Our seasonal ham hash is perfect for comforting brunches during colder months. We paired earthy flavours of celeriac and covolo nero with salty free-range ham and golden eggs to bring you this wholesome dish. Great for using up leftovers- you could use leftover gammon from your Sunday roast, or swap the vegetables for whatever you have left in the fridge.
Time
1 hour 30 mins
Serves
4
Difficulty
Medium
Ingredients
• 200g Field & Flower Wiltshire Roasted Ham joint, diced
• 1 small celeriac, peeled and chopped into 3.5cm pieces
• 500g potatoes, peeled and chopped into 3.5cm pieces
• 1 red onion, peeled and chopped
• 2 1/2 tbsp olive oil, plus extra for greasing
• 1 tsp paprika
• 150g cavolo nero, cut into large pieces
• 4 eggs
Instructions
1. Preheat the oven to 240ºC, 220ºC fan, gas mark 9. Put the celeriac in a roasting tin. Drizzle with 1 tbsp oil and roast for 40 mins. Put the potatoes in a roasting tin and drizzle with 1 tbsp olive oil. Add the potatoes to the oven 10 mins after the celeriac and roast for 30 mins. Turn both the celeriac and potato halfway through each cooking time.
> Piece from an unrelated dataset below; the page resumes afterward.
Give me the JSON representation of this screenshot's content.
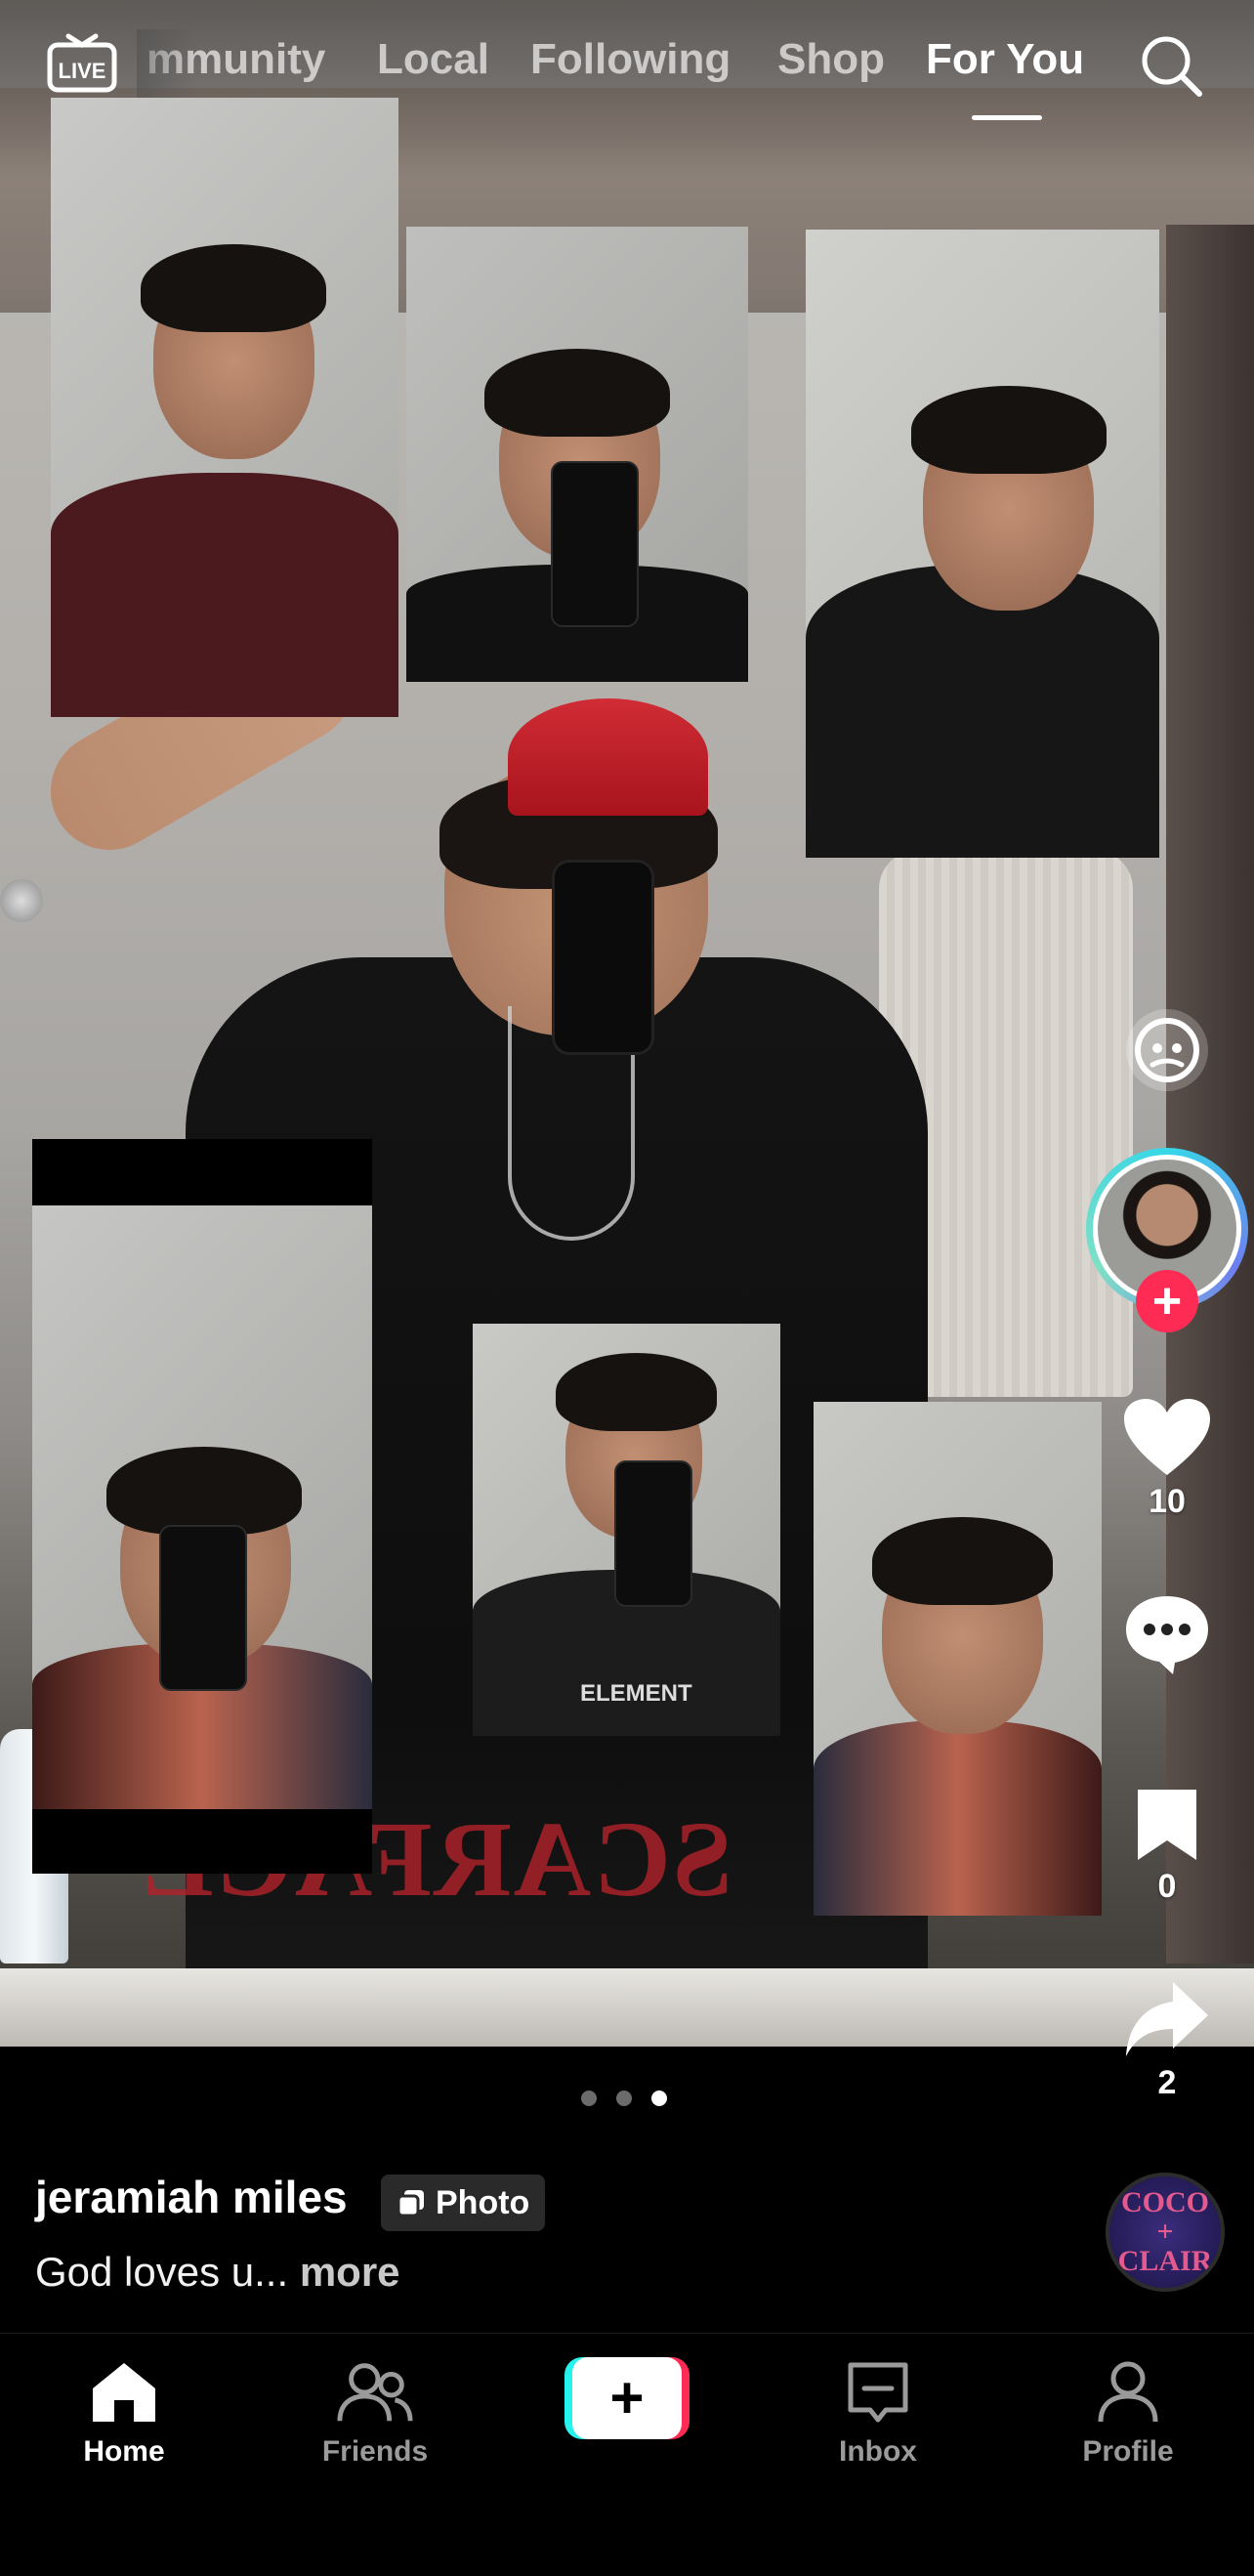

2. Meanwhile, heat the remaining oil in a frying pan, add the red onion and cook over a medium heat for 3-4 minutes. Add the paprika for the final minute.
3. Bring a pan of water to the boil. Add the cavolo nero and simmer for 3 mins. Drain, wrap in kitchen paper and squeeze out the excess water and roughly chop.
4. Roughly mash the celeriac and potato in a saucepan, stir through the red onion, Swiss Chard and cubed ham. Heat through, stirring frequently for 5 mins.
5. Transfer to a greased 2L roasting dish and make 4 pockets using a small teacup or two spoons. Crack the eggs into the pockets. Roast for 12-15 mins until the eggs are cooked, covering the dish with foil after 8 mins of cooking.